A produtividade e qualidade do trabalho dos funcionários públicos colocados em teletrabalho manteve-se igual ou melhorou por comparação com o registado quando estão em regime presencial, segundo os resultados do estudo realizado pela DGAEP.

De acordo com a investigação, a maioria dos dirigentes das 29 entidades da administração central direta e indireta participantes, dá nota positiva à qualidade do trabalho.

“Cerca de 60% dos dirigentes respondentes avalia a qualidade do trabalho como sendo a mesma, independentemente dos seus trabalhadores estarem a trabalhar presencialmente ou em teletrabalho”, refere o estudo, precisando que “27,27% dos dirigentes acham que a qualidade do trabalho melhorou ou melhorou muito quando desempenhado em regime de teletrabalho”.

Apenas 12,41% dos dirigentes dão nota negativa quando questionados sobre a qualidade do trabalho desenvolvido em teletrabalho.

O estudo revela ainda que a maioria dos dirigentes (66,61%) não encontrou resistência ao teletrabalho por parte dos trabalhadores, enquanto 52% refere também não ter havido nunca ou quase nunca resistência quando as condições permitiram o regresso ao trabalho presencial. “Não obstante, 37,41% referem que esta resistência [de regresso ao trabalho presencial] se manifestou por vezes e 9,79% admitem que ela se fez notar sempre ou quase sempre”, refere o documento.

As linhas vermelhas de patrões e sindicatos no teletrabalho. Uns exigem acordo e outros não querem legislar agora

Recorde-se que na sequência do primeiro confinamento geral, em 2020, cerca de 68.000 funcionários públicos estiveram em teletrabalho. No atual confinamento, esse número foi de 60.000 segundo disse à Lusa a ministra Alexandra Leitão.

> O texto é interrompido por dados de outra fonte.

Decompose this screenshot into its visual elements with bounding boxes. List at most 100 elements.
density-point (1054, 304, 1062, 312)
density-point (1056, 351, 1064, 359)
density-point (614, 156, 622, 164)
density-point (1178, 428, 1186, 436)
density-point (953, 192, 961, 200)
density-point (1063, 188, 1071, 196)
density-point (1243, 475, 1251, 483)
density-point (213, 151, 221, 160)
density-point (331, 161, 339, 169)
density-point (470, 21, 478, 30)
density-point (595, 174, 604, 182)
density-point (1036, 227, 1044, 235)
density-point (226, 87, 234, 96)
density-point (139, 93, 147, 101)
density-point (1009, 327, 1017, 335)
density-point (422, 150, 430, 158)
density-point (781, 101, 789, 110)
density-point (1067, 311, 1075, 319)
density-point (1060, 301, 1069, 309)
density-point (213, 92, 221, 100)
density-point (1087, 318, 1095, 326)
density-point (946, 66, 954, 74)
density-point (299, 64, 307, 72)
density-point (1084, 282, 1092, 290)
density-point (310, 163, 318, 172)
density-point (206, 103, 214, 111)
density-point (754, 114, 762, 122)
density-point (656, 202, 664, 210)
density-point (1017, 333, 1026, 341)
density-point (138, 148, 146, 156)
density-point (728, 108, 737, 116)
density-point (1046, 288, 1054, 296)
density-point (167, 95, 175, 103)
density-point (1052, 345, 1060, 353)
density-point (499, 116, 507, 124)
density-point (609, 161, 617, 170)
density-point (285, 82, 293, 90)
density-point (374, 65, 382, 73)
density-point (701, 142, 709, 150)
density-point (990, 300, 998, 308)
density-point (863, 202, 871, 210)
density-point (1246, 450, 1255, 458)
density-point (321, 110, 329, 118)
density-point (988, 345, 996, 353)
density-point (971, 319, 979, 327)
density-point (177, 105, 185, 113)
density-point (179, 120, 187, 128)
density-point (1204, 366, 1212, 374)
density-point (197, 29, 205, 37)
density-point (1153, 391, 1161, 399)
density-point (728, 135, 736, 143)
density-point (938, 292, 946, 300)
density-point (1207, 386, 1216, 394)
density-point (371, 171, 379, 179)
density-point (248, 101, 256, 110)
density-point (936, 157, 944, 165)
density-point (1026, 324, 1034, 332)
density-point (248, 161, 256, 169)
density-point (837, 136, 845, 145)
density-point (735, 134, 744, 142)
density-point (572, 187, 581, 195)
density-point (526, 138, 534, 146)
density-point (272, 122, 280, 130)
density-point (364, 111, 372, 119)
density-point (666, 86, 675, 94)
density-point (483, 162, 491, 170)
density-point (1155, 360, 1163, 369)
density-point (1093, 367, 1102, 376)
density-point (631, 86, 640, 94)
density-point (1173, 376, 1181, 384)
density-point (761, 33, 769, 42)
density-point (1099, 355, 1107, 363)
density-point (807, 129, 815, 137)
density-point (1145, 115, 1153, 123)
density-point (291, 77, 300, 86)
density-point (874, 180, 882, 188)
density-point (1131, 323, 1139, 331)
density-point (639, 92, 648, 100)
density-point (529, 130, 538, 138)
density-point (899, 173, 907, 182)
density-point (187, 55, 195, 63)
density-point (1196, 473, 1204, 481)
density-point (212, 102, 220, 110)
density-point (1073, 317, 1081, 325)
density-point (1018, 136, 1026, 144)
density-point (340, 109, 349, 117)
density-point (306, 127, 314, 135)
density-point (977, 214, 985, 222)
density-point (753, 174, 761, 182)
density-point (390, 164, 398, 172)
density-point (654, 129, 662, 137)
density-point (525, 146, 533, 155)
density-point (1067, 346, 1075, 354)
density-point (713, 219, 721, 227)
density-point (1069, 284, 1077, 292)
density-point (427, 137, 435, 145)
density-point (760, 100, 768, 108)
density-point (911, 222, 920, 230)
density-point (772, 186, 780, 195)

O estudo, realizado em janeiro, mostra que 48% dos trabalhadores perceciona existir um “estiga” por parte das chefias relativamente aos trabalhadores em teletrabalho, mas do lado dos dirigentes a percentagem é menor.

“Do ‘casamento’ das perceções dos diferentes grupos profissionais resulta claro que a adoção do teletrabalho como modalidade de trabalho a longo prazo tenderá a confrontar-se com divergências de sensibilidades por parte de quem o venha a coordenar e supervisionar”, salienta o documento.

Apesar de a forte subida do recurso ao teletrabalho ter sido imposta pela pandemia, 86,71% dos dirigentes inquiridos admitem ser este o momento adequado para que se repensem estruturalmente os modelos de organização do trabalho na Administração Pública portuguesa.

Nesta reflexão sobre os modelos de organização do trabalho no sentido da promoção da flexibilidade e da monitorização dos impactos, deve-se evitar “o completo isolamento”, consideram ainda os inquiridos.

“A maioria dos entrevistados concorda ser este o momento indicado para a revisão global dos modelos de organização do trabalho na Administração Pública portuguesa”, lê-se no estudo.

Adianta que, das várias justificações apresentadas, salientam-se as que valorizam o facto de ser o momento adequado para se rever o enquadramento jurídico das modalidades de trabalho assim como o seu sistema de avaliação de desempenho, “mas também as que percecionam esta revisão como inevitável uma vez que a pandemia ajudou a romper em definitivo com as resistências que existiam relativamente ao teletrabalho”.

Por outro lado, e ainda que a maioria dos inquiridos acredite que o teletrabalho dá um contributo globalmente positivo para a conciliação da vida profissional e familiar alguns alertam para a necessidade de ser realizada uma avaliação da conciliação fora do contexto da pandemia.